Is it possible that the compiler issues a warning that the pragma is not recognized?
However, for my real application it is still not working since the compiler complains about this:
Accelerator clause: upper bound for dimension 1 of array 'array_in' is unknown
Accelerator clause: upper bound for dimension 0 of array 'array_in' is unknown
Generating update device(array_in[0:3][0:num_entries])
Accelerator clause: upper bound for dimension 1 of array 'array_out' is unknown
Accelerator clause: upper bound for dimension 0 of array 'array_out' is unknown
Generating update host(array_out[0:3][0:num_entries])
and it results in the following run-time error:
call to cuMemcpyDtoH returned error 1: Invalid value
My code looks something like the following:
void some_function(my_struct_t* my_struct){
float** array_in = my_struct->array_in;
float** array_out = my_struct->array_out;
#pragma acc update device(array_in[0:3][0:num_entries]
//launch some kernel (similar to the example above)

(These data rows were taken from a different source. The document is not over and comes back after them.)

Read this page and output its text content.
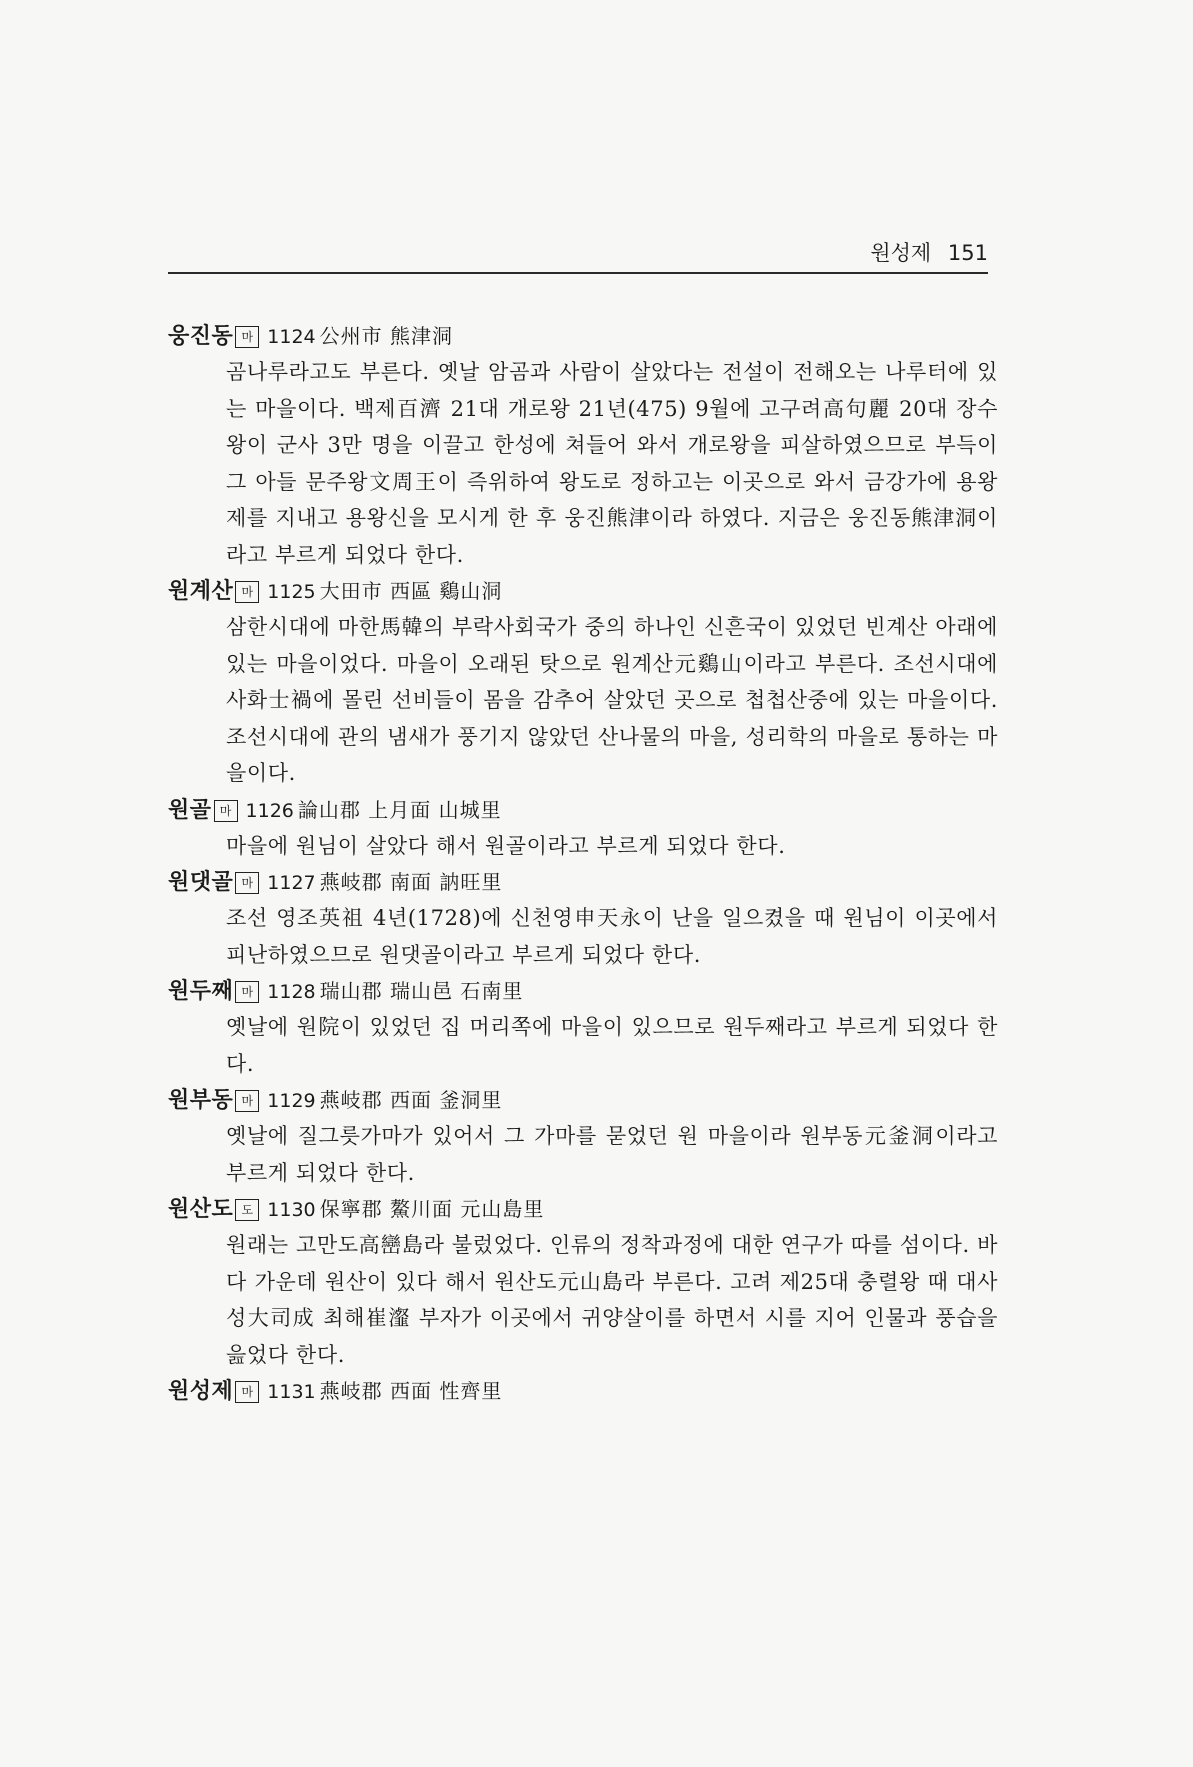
원성제 151
웅진동 마 1124 公州市 熊津洞
곰나루라고도 부른다. 옛날 암곰과 사람이 살았다는 전설이 전해오는 나루터에 있는 마을이다. 백제百濟 21대 개로왕 21년(475) 9월에 고구려高句麗 20대 장수왕이 군사 3만 명을 이끌고 한성에 쳐들어 와서 개로왕을 피살하였으므로 부득이 그 아들 문주왕文周王이 즉위하여 왕도로 정하고는 이곳으로 와서 금강가에 용왕제를 지내고 용왕신을 모시게 한 후 웅진熊津이라 하였다. 지금은 웅진동熊津洞이라고 부르게 되었다 한다.
원계산 마 1125 大田市 西區 鷄山洞
삼한시대에 마한馬韓의 부락사회국가 중의 하나인 신흔국이 있었던 빈계산 아래에 있는 마을이었다. 마을이 오래된 탓으로 원계산元鷄山이라고 부른다. 조선시대에 사화士禍에 몰린 선비들이 몸을 감추어 살았던 곳으로 첩첩산중에 있는 마을이다. 조선시대에 관의 냄새가 풍기지 않았던 산나물의 마을, 성리학의 마을로 통하는 마을이다.
원골 마 1126 論山郡 上月面 山城里
마을에 원님이 살았다 해서 원골이라고 부르게 되었다 한다.
원댓골 마 1127 燕岐郡 南面 訥旺里
조선 영조英祖 4년(1728)에 신천영申天永이 난을 일으켰을 때 원님이 이곳에서 피난하였으므로 원댓골이라고 부르게 되었다 한다.
원두째 마 1128 瑞山郡 瑞山邑 石南里
옛날에 원院이 있었던 집 머리쪽에 마을이 있으므로 원두째라고 부르게 되었다 한다.
원부동 마 1129 燕岐郡 西面 釜洞里
옛날에 질그릇가마가 있어서 그 가마를 묻었던 원 마을이라 원부동元釜洞이라고 부르게 되었다 한다.
원산도 도 1130 保寧郡 鰲川面 元山島里
원래는 고만도高巒島라 불렀었다. 인류의 정착과정에 대한 연구가 따를 섬이다. 바다 가운데 원산이 있다 해서 원산도元山島라 부른다. 고려 제25대 충렬왕 때 대사성大司成 최해崔瀣 부자가 이곳에서 귀양살이를 하면서 시를 지어 인물과 풍습을 읊었다 한다.
원성제 마 1131 燕岐郡 西面 性齊里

#pragma acc update host(array_out[0:3][0:num_entries]
}
int main(){
my_struct_t* my_struct;
my_struct = my_struct_init(); //initializes and allocates the data
float** array_in = my_struct->array_in;
float** array_out = my_struct->array_out;
#pragma acc data create(array_out[0:3][0:num_entries], array_in[0:3][0:num_entries])
some_function(my_struct);
}
I guess that has something to do with the function call between the acc data create and the update directive but I’m not quite sure.
Is there a way to fix this?
Is there an OpenACC equivalent to cudaMemcpy?
There is acc_alloc(…) which let’s me allocate data on the GPU and there is a deviceptr clause to pass this memory to the OpenACC region, but in order to solve the problem above I need a copy from device to host where I can specify the destination.